These questions relate, first, to the destruction of Jerusalem; and second, to Christ’s second coming at the end of the Christian age.
*Jesus did not censure the disciples for desiring to look into the future, but answered their questions fully.
*As Christ was here speaking to His disciples, and not to the promiscuous multitude, His words in this prophetic discourse are addressed to the church.
Two questions were asked by the disciples:
1. “When shall these things be?”
On this no controversy has ever been raised. It is universally conceded that it refers to the destruction of Jerusalem, or the overthrow of the temple, of which He had but recently spoken.
2. “What shall be the sign of your coming, and of the end of the world?” This is but one question.
The coming of Christ and the end of the world are so closely related that they may properly be braced in one statement.
Matthew 24:3 ...the end of the world. It is asserted that this is a wrong translation; that it should be, “the end of the age,” and that it refers to “the Jewish age.”

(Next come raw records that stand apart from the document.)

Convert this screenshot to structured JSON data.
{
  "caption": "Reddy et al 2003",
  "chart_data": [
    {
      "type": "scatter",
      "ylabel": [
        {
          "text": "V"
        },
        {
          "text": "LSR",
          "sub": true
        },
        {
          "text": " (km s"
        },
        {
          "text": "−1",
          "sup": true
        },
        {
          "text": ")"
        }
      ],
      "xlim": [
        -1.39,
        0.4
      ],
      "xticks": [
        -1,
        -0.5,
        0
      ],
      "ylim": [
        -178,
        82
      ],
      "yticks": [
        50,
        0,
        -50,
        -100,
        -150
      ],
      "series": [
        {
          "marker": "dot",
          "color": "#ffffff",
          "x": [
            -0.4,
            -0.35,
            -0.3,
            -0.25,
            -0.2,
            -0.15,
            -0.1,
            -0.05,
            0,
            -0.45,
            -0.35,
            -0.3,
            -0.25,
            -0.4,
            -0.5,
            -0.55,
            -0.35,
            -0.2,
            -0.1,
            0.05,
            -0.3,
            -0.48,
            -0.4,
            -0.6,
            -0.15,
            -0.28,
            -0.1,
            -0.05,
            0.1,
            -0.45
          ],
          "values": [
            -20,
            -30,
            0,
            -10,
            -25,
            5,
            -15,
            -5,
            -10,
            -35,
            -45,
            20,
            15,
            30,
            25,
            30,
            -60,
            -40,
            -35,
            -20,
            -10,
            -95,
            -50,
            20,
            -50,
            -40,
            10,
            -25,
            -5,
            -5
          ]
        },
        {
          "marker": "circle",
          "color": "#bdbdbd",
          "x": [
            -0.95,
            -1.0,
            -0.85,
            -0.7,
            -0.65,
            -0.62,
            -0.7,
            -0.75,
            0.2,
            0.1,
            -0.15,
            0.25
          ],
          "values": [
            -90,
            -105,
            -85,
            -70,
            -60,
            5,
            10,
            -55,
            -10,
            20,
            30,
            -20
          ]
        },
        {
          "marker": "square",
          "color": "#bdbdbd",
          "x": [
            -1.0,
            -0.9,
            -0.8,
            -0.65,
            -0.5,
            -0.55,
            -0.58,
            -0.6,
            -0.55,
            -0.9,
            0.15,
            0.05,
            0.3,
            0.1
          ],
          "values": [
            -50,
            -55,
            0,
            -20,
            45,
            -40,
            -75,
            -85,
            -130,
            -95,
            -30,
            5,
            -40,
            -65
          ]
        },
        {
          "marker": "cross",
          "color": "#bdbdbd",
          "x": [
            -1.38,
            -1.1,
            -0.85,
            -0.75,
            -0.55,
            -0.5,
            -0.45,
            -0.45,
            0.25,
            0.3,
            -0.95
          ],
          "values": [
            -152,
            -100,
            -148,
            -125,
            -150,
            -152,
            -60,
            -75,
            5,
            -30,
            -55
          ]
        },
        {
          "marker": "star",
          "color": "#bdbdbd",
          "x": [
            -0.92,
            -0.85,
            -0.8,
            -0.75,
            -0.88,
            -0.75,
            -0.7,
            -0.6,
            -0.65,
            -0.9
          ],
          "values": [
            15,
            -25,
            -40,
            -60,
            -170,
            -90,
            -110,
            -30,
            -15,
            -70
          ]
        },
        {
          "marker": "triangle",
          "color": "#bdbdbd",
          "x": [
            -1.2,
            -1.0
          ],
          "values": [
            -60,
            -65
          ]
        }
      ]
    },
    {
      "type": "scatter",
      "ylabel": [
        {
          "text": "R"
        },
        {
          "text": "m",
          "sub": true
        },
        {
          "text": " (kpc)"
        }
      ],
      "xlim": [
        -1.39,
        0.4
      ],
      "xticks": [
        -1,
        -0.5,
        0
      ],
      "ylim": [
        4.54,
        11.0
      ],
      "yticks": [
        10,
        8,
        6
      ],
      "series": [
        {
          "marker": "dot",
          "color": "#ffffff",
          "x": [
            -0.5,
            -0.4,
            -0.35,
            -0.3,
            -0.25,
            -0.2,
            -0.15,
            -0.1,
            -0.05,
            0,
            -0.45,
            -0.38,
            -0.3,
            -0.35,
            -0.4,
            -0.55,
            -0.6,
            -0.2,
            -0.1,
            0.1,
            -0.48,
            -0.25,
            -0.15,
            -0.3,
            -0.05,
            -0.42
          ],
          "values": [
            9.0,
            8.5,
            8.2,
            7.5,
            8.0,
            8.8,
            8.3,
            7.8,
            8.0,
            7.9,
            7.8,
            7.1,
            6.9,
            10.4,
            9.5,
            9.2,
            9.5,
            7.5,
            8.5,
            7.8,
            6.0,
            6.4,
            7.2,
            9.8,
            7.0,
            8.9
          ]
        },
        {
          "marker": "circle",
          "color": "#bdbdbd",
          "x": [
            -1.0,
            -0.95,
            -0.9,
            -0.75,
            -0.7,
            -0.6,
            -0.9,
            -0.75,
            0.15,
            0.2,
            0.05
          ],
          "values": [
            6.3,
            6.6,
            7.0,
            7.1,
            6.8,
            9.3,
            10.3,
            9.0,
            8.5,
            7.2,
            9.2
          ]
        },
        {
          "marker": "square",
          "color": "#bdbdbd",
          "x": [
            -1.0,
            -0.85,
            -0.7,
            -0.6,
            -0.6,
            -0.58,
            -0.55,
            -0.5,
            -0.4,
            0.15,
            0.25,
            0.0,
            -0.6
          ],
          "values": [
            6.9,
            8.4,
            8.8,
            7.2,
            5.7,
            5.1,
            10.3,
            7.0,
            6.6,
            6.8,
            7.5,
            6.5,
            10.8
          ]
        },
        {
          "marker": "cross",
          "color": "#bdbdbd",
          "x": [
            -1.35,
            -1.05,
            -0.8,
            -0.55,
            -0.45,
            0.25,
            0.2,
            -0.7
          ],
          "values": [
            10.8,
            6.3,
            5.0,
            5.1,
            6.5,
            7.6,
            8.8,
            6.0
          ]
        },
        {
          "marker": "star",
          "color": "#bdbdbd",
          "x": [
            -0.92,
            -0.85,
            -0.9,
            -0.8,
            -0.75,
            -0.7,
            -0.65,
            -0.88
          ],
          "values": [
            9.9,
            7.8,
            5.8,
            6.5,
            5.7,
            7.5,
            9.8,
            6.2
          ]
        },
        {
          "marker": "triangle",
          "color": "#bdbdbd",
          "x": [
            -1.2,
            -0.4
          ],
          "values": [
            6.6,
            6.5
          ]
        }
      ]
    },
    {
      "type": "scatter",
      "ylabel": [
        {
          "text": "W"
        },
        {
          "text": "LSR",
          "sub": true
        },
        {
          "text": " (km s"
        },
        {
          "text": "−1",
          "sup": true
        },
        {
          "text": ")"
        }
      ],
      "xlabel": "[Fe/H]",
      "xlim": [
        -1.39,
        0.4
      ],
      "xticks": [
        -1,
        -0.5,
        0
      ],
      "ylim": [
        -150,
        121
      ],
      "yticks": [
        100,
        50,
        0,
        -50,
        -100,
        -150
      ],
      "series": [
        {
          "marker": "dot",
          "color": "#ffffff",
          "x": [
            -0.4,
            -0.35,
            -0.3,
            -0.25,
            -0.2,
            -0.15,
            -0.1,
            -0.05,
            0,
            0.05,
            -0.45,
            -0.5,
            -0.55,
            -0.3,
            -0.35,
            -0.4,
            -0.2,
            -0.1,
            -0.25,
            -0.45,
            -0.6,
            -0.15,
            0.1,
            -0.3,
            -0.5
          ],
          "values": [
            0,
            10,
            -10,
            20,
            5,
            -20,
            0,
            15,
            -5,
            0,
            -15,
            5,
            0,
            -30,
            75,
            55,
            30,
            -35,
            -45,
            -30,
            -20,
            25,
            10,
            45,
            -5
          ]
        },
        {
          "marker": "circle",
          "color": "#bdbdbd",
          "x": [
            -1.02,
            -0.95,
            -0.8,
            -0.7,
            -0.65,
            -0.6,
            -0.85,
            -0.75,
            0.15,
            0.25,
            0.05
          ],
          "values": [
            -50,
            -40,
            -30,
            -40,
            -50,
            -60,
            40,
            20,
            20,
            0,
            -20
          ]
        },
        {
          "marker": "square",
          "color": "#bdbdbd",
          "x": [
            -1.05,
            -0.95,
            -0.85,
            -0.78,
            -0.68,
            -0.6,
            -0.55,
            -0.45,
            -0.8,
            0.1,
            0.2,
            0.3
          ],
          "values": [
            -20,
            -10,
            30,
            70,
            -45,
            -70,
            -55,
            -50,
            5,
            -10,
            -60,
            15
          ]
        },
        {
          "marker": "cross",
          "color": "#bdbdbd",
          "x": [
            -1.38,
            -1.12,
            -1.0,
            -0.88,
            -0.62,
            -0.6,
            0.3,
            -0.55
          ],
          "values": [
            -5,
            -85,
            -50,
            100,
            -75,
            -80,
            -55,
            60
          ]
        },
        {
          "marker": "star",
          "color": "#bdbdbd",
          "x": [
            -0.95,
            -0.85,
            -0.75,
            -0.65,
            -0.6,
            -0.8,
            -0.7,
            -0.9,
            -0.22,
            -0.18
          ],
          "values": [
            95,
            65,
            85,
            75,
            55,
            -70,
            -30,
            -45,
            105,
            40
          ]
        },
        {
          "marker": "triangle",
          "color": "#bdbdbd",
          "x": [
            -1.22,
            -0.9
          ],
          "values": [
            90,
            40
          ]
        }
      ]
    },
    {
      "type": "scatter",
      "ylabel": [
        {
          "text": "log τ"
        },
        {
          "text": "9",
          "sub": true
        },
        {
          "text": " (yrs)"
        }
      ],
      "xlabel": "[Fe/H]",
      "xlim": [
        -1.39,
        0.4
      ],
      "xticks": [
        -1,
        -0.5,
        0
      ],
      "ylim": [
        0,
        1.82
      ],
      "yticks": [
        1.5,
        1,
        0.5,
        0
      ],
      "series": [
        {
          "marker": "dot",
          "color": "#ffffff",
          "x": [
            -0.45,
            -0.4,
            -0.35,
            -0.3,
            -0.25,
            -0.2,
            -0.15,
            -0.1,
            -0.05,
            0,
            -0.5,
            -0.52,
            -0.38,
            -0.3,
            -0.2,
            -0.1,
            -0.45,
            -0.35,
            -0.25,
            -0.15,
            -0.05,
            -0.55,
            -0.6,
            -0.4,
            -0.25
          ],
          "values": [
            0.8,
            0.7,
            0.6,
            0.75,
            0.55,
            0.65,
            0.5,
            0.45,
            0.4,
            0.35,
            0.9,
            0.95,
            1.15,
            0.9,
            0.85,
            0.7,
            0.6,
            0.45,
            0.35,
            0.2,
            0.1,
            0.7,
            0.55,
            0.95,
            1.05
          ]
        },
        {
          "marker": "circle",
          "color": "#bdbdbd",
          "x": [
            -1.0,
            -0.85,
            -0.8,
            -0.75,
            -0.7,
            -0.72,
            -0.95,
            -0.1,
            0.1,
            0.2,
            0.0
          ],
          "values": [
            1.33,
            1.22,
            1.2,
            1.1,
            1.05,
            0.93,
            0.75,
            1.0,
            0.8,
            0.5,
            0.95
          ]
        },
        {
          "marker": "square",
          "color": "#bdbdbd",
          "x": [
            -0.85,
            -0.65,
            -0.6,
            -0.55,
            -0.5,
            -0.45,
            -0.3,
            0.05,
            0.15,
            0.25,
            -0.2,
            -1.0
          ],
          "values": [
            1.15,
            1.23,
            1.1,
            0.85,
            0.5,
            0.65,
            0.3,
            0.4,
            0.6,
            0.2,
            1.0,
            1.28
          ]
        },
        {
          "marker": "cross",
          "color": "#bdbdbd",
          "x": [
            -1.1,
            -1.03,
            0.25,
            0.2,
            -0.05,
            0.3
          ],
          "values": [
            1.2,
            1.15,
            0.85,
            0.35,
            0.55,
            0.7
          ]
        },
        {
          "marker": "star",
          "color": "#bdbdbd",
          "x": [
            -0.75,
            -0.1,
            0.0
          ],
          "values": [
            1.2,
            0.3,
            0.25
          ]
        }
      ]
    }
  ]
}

But, allowing that it should be rendered “end of the age,” it does not follow, by any means, that it refers to the Jewish age, or past dispensation.
It certainly does not in: Matthew 28:20 Teaching them to observe all things whatsoever I have commanded you: and, lo, I am with you always, even unto the end of the world.
The promise that He will be with His ministers “until the end of the age,” certainly refers to that age in which they are to preach the gospel, for these words are in the gospel commission. It is the end of this same age to which Matthew 24:14 refers."